Alléger les procédures administratives, installer des panneaux solaires en bord d'autoroutes et sur les parkings, développer massivement l'éolien en mer: le projet de loi d'accélération des énergies renouvelables, examiné cette semaine au Sénat, doit permettre à la France de rattraper son retard. La France, qui s'est longtemps reposée sur la puissance de son parc nucléaire, a généré en 2021 le quart de son électricité avec des renouvelables, une part plus faible qu'ailleurs en Europe. Mais à l'urgence climatique, la guerre en Ukraine vient aujourd'hui ajouter la menace d'un "blackout", rendant nécessaire pour le gouvernement un changement d'échelle.

Pour 2050, le président Emmanuel Macron s'est fixé comme objectifs de multiplier par dix la capacité de production d'énergie solaire pour dépasser les 100 GW et de déployer 50 parcs éoliens en mer pour atteindre 40 GW. Il faut en moyenne en France 5 ans de procédures pour construire un parc solaire, 7 ans pour un parc éolien et 10 ans pour un parc éolien en mer.

Le texte prévoit des adaptations temporaires des procédures administratives pour simplifier et accélérer la réalisation des projets, l'objectif étant de raccourcir significativement les délais de déploiement.
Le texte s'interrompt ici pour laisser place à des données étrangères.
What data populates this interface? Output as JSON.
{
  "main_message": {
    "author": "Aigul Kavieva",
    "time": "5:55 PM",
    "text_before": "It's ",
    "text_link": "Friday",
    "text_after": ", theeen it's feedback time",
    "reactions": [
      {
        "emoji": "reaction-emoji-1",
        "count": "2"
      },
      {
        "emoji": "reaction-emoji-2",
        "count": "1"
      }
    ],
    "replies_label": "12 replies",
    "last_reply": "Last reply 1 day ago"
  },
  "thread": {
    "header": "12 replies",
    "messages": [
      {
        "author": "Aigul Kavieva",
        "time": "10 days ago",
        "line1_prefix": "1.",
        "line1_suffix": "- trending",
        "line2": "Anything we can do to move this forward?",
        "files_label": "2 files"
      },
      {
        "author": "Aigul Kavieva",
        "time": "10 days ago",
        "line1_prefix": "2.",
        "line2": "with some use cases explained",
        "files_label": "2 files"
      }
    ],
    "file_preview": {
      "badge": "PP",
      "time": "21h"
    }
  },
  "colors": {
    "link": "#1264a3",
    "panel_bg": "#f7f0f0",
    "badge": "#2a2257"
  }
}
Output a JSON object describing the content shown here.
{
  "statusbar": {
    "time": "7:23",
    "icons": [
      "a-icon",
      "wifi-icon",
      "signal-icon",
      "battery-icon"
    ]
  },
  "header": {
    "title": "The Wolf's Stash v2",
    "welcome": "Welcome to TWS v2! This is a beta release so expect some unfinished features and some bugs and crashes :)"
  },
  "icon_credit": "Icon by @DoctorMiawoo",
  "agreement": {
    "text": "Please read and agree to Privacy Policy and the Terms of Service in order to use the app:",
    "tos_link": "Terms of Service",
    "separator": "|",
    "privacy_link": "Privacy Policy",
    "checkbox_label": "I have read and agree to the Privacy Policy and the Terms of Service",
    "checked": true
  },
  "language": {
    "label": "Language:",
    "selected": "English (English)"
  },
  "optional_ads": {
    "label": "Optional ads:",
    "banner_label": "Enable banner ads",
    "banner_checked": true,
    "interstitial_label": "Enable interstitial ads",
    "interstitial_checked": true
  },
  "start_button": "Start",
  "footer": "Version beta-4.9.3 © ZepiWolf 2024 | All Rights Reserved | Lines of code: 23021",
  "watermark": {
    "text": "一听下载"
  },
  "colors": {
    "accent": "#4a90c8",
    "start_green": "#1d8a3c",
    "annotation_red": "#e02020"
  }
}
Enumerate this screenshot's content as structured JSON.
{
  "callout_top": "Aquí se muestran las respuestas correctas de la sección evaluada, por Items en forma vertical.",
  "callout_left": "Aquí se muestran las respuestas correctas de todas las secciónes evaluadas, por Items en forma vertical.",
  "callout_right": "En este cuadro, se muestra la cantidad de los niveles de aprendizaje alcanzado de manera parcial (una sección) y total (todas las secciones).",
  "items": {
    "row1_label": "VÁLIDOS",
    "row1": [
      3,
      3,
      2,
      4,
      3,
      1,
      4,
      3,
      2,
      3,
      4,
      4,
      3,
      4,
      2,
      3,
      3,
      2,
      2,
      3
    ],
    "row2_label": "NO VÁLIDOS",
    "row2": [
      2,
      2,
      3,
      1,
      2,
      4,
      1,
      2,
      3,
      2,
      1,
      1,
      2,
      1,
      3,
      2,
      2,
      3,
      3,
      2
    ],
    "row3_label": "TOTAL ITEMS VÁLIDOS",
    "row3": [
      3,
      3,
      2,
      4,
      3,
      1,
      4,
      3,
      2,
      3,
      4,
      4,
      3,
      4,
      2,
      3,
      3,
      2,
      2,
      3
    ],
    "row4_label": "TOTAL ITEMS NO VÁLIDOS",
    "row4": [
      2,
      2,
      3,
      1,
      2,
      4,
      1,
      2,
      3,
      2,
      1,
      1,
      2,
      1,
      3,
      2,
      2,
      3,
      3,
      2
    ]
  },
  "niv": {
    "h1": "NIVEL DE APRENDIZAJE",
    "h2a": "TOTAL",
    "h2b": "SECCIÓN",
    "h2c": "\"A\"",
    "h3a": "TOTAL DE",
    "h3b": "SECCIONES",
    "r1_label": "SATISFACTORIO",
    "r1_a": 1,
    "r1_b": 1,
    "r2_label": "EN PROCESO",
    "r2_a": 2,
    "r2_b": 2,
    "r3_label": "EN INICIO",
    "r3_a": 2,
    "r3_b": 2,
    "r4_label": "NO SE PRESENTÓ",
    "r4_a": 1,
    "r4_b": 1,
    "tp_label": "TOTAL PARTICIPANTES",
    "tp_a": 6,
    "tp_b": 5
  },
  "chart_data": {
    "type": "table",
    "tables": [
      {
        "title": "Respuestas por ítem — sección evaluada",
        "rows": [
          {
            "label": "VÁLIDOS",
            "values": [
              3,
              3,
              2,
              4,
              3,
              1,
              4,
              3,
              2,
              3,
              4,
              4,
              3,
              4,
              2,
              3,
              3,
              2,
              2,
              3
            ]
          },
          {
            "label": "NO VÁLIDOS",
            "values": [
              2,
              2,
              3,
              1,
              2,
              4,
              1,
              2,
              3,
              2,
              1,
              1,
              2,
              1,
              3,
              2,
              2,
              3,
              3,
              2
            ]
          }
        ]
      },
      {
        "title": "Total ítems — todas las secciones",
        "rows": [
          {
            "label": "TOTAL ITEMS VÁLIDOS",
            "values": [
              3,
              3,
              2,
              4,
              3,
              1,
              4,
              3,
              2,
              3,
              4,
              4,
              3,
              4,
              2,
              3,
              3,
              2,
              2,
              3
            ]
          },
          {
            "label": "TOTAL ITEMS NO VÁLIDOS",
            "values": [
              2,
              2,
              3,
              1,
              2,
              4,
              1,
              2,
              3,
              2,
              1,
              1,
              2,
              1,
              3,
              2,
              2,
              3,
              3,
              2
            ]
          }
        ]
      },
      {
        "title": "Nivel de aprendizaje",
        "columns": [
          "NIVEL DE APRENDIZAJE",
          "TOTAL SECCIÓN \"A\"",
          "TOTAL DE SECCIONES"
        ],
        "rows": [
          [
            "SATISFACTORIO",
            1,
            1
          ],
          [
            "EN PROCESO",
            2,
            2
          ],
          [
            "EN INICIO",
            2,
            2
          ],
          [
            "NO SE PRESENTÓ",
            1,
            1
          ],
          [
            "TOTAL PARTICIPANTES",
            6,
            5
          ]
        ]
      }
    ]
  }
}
Les sénateurs ont réécrit ce volet en commission en créant de nouvelles dérogations temporaires et en proposant des évolutions pérennes aux régimes de l'évaluation environnementale, de la participation du public et du contentieux administratif, pour accélérer la mise en œuvre des projets.

Le rapporteur du texte au Sénat, Didier Mandelli (LR), a introduit un nouveau volet, instituant « un dispositif de planification territoriale » du déploiement des énergies renouvelables, « en partant des territoires ». Ce serait d'abord les maires qui seraient « à la manœuvre » pour définir des zones propices à l'implantation. Surtout, il a aussi prévu « un système à double détente » qui « donne aux élus le pouvoir de dire +oui+ ou +non+ à tout projet d'énergie renouvelable ».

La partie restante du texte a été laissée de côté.